Celebração do Dia dos Mortos no México

Celebração do Dia dos Mortos no México

CELEBRAÇÃO DO DIA DOS MORTOS NO MÉXICO

Elaynne Kate Luz de Moura*

RESUMO
O presente artigo analisa a celebração anual do dia dos mortos no México e propõe uma investigação sobre a origem de uma peculiar característica dentro desta cultura: o gosto por festejar a morte. Partindo de uma apresentação conceitual sobre a festa, seus elementos centrais e simbologia, e adentrando posteriormente à temática dualista praticada pelos antigos mexicanos; o estudo chegará à conclusão de que longe de ser uma veneração pura e simples aos mortos ou a morte, o que o mexicano festeja em essência, é o orgulho ante sua identidade cultural, o valor e a memória dos seus antepassados, cuidadosamente ensinados e repassados ao longo das gerações.

Palavras-chave: Cultura mexicana. Dia dos mortos. Festa.

RESUMEN
El presente trabajo analiza la celebración anual del día de los muertos en México y propone una investigación sobre el origen de un rasgo diferenciado practicado en esta cultura: el regocijo por celebrar la muerte. Partiendo de una presentación conceptual sobre la fiesta, sus elementos centrales y simbología, siguiendo el análisis del culto dualista manifiesto por los antiguos mexicanos; el estudio convergirá a la conclusión que esta celebración, no se trata de una veneración desorientada, sino representa en si, el contentamiento que expresa el mexicano ante su identidad cultural, su anhelo de perpetuar a lo largo de las generaciones, las memorias y tradiciones de sus antepasados.

Palabras clave: Cultura mexicana. Día de los muertos. Fiesta.

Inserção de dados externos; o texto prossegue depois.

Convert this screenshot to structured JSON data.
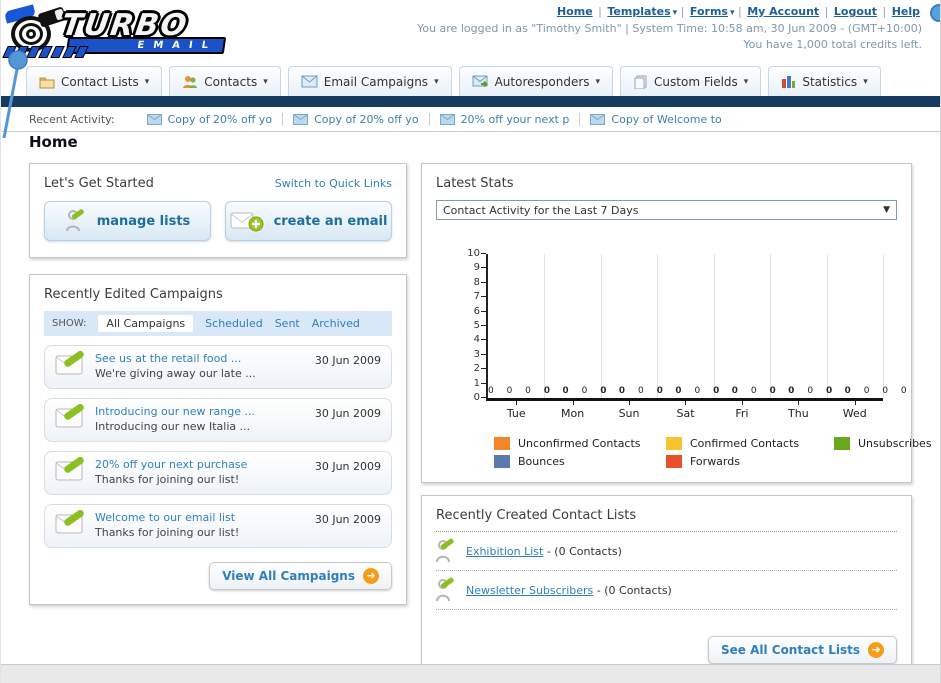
{
  "header": {
    "nav_links": [
      {
        "label": "Home",
        "dropdown": false
      },
      {
        "label": "Templates",
        "dropdown": true
      },
      {
        "label": "Forms",
        "dropdown": true
      },
      {
        "label": "My Account",
        "dropdown": false
      },
      {
        "label": "Logout",
        "dropdown": false
      },
      {
        "label": "Help",
        "dropdown": false
      }
    ],
    "status_line1": "You are logged in as \"Timothy Smith\" | System Time: 10:58 am, 30 Jun 2009 - (GMT+10:00)",
    "status_line2": "You have 1,000 total credits left.",
    "logo_line1": "TURBO",
    "logo_line2": "EMAIL"
  },
  "nav_tabs": [
    {
      "label": "Contact Lists",
      "icon": "folder-icon"
    },
    {
      "label": "Contacts",
      "icon": "people-icon"
    },
    {
      "label": "Email Campaigns",
      "icon": "envelope-icon"
    },
    {
      "label": "Autoresponders",
      "icon": "envelope-send-icon"
    },
    {
      "label": "Custom Fields",
      "icon": "documents-icon"
    },
    {
      "label": "Statistics",
      "icon": "bar-chart-icon"
    }
  ],
  "recent_activity": {
    "label": "Recent Activity:",
    "items": [
      "Copy of 20% off yo",
      "Copy of 20% off yo",
      "20% off your next p",
      "Copy of Welcome to"
    ]
  },
  "page_title": "Home",
  "get_started": {
    "title": "Let's Get Started",
    "switch_link": "Switch to Quick Links",
    "manage_lists_label": "manage lists",
    "create_email_label": "create an email"
  },
  "campaigns": {
    "title": "Recently Edited Campaigns",
    "show_label": "SHOW:",
    "filters": [
      "All Campaigns",
      "Scheduled",
      "Sent",
      "Archived"
    ],
    "active_filter": "All Campaigns",
    "items": [
      {
        "title": "See us at the retail food ...",
        "subtitle": "We're giving away our late ...",
        "date": "30 Jun 2009"
      },
      {
        "title": "Introducing our new range ...",
        "subtitle": "Introducing our new Italia ...",
        "date": "30 Jun 2009"
      },
      {
        "title": "20% off your next purchase",
        "subtitle": "Thanks for joining our list!",
        "date": "30 Jun 2009"
      },
      {
        "title": "Welcome to our email list",
        "subtitle": "Thanks for joining our list!",
        "date": "30 Jun 2009"
      }
    ],
    "view_all_label": "View All Campaigns"
  },
  "latest_stats": {
    "title": "Latest Stats",
    "dropdown_value": "Contact Activity for the Last 7 Days"
  },
  "chart_data": {
    "type": "bar",
    "title": "Contact Activity for the Last 7 Days",
    "categories": [
      "Tue",
      "Mon",
      "Sun",
      "Sat",
      "Fri",
      "Thu",
      "Wed"
    ],
    "series": [
      {
        "name": "Unconfirmed Contacts",
        "color": "#f28627",
        "values": [
          0,
          0,
          0,
          0,
          0,
          0,
          0
        ]
      },
      {
        "name": "Confirmed Contacts",
        "color": "#f6c430",
        "values": [
          0,
          0,
          0,
          0,
          0,
          0,
          0
        ]
      },
      {
        "name": "Unsubscribes",
        "color": "#69a71e",
        "values": [
          0,
          0,
          0,
          0,
          0,
          0,
          0
        ]
      },
      {
        "name": "Bounces",
        "color": "#5b79ad",
        "values": [
          0,
          0,
          0,
          0,
          0,
          0,
          0
        ]
      },
      {
        "name": "Forwards",
        "color": "#e8502b",
        "values": [
          0,
          0,
          0,
          0,
          0,
          0,
          0
        ]
      }
    ],
    "ylim": [
      0,
      10
    ],
    "y_ticks": [
      0,
      1,
      2,
      3,
      4,
      5,
      6,
      7,
      8,
      9,
      10
    ],
    "grid": "vertical",
    "legend_position": "bottom",
    "value_labels_shown": true
  },
  "contact_lists": {
    "title": "Recently Created Contact Lists",
    "items": [
      {
        "name": "Exhibition List",
        "suffix": "- (0 Contacts)"
      },
      {
        "name": "Newsletter Subscribers",
        "suffix": "- (0 Contacts)"
      }
    ],
    "see_all_label": "See All Contact Lists"
  },
  "colors": {
    "navy_bar": "#163a60",
    "link_blue": "#2f7fbd",
    "accent_orange": "#f59d18",
    "logo_blue": "#1b52c8"
  }
}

A cada ano o ritual se repete. Crianças, jovens e adultos mexicanos, reunidos em família, saem de suas casas e vão literalmente ao encontro de seus mortos. É a celebração do dia dos mortos no México, uma festa que identifica traços marcantes da cultura deste povo, revelando um peculiar sentimento: o gosto por festejar a morte. Mas, de onde vem esta motivação? Por que uma data que para muitos remete à tristeza ou mesmo ao sofrimento, ganha este sentido de comemoração na cultura mexicana? Será que não existe medo ou receio ante a morte?
A resposta para estes e outros questionamentos corresponde objeto de análise do presente estudo, o qual pretende investigar a origem do culto festivo aos mortos no México, bem como sua motivação nos dias atuais.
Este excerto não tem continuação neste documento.